В «Путешествии дилетантов» у Мятлева были странные припадки, когда он, улыбаясь, дрожащими руками протягивал собеседнику деньги. «Я сам был свидетелем этих дурнот. Лицо белеет, на лбу – крупный пот, но глаза открыты, хоть ничего не видят, губы дрожат, как у дитяти, выражение виноватое, и он медленно подступает к вам… подступает… подступает… Однако скоро все и кончается. Посидит минуты две, и снова как ни в чем не бывало. Иногда, подступая вот так, предлагает вам деньги или какие-нибудь иные ценности. В первый раз я от растерянности даже принял от него несколько ассигнаций – так он настойчиво мне их вручал».
Это еще одно свойство «дилетанта» как типа – постоянно чувствовать вину, пытаться хоть так преодолеть ее: вот, возьмите.
Там же, в Доме творчества, жил Василий Аксенов – по его воспоминаниям, именно там, на одном из скромных застолий у себя в номере, Окуджава впервые спел «Песенку о Моцарте», предупредив, что вещь новая, он будет сбиваться.
В мае кишиневские «Кодры» опубликовали написанную за пять лет до того автобиографическую повесть «Как с иголочки» (впоследствии печатавшуюся под названием «Новенький, как с иголочки») – о калужской школе. В «Дружбе народов» с апреля по июнь печатался «Бедный Авросимов», Окуджава напряженно ждал откликов – это была первая его серьезная проза («Школяра» он не брал в расчет – вещь автобиографическая, из личного опыта). Первая реакция была недоуменной; до рецензий дело дошло только в октябре – «Литгазета», как всегда при появлении неординарного текста, опубликовала два мнения. Первое принадлежало уже знакомому нам Владимиру Бушину, не пропускавшему ни одного повода напасть на Окуджаву. Его мнение было уравновешено статьей Г. Шторма «История принадлежит поэту», в которой отстаивалось право автора на фактические вольности и свободные интерпретации, но смысл романа затрагивался лишь по касательной – исторические параллели были чересчур наглядны и затрудняли предметный разговор о книге. Из лагеря до Окуджавы дошел одобрительный отзыв Юлия Даниэля.

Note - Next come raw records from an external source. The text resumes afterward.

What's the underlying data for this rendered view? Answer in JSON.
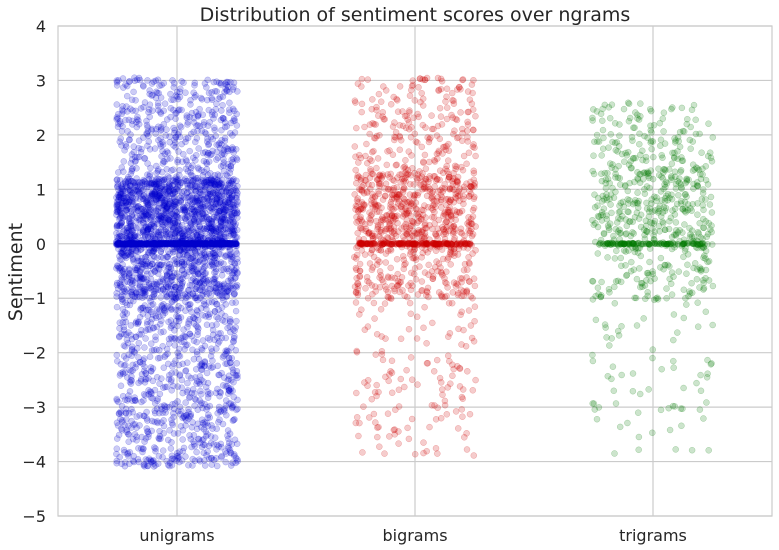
{
  "chart_data": {
    "type": "scatter",
    "title": "Distribution of sentiment scores over ngrams",
    "xlabel": "",
    "ylabel": "Sentiment",
    "ylim": [
      -5,
      4
    ],
    "yticks": [
      -5,
      -4,
      -3,
      -2,
      -1,
      0,
      1,
      2,
      3,
      4
    ],
    "categories": [
      "unigrams",
      "bigrams",
      "trigrams"
    ],
    "grid": true,
    "jitter": true,
    "series": [
      {
        "category": "unigrams",
        "color": "#0000cc",
        "point_count_approx": 3000,
        "zero_cluster": true,
        "min": -4.1,
        "max": 3.05,
        "distribution": [
          {
            "range": [
              -0.1,
              1.2
            ],
            "share": 0.42
          },
          {
            "range": [
              1.2,
              3.05
            ],
            "share": 0.14
          },
          {
            "range": [
              -1.0,
              -0.1
            ],
            "share": 0.18
          },
          {
            "range": [
              -4.1,
              -1.0
            ],
            "share": 0.26
          }
        ]
      },
      {
        "category": "bigrams",
        "color": "#cc0000",
        "point_count_approx": 1100,
        "zero_cluster": true,
        "min": -3.9,
        "max": 3.05,
        "distribution": [
          {
            "range": [
              -0.1,
              1.3
            ],
            "share": 0.5
          },
          {
            "range": [
              1.3,
              3.05
            ],
            "share": 0.2
          },
          {
            "range": [
              -1.0,
              -0.1
            ],
            "share": 0.17
          },
          {
            "range": [
              -3.9,
              -1.0
            ],
            "share": 0.13
          }
        ]
      },
      {
        "category": "trigrams",
        "color": "#007700",
        "point_count_approx": 650,
        "zero_cluster": true,
        "min": -3.9,
        "max": 2.6,
        "distribution": [
          {
            "range": [
              -0.1,
              1.4
            ],
            "share": 0.52
          },
          {
            "range": [
              1.4,
              2.6
            ],
            "share": 0.2
          },
          {
            "range": [
              -1.0,
              -0.1
            ],
            "share": 0.16
          },
          {
            "range": [
              -3.9,
              -1.0
            ],
            "share": 0.12
          }
        ]
      }
    ]
  }
}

Безоговорочно приняли роман Василий Аксенов и Фазиль Искандер – их мнение Окуджаве было особенно дорого, поскольку их он считал лучшими прозаиками среди современников. Некоторое влияние Искандера – его восточной витиеватости – ощутимо в исторической прозе Окуджавы; не исключено, что прислушивался он и к историческим стилизациям Юрия Давыдова, которого высоко ценил и как знатока отечественной истории, и как литератора.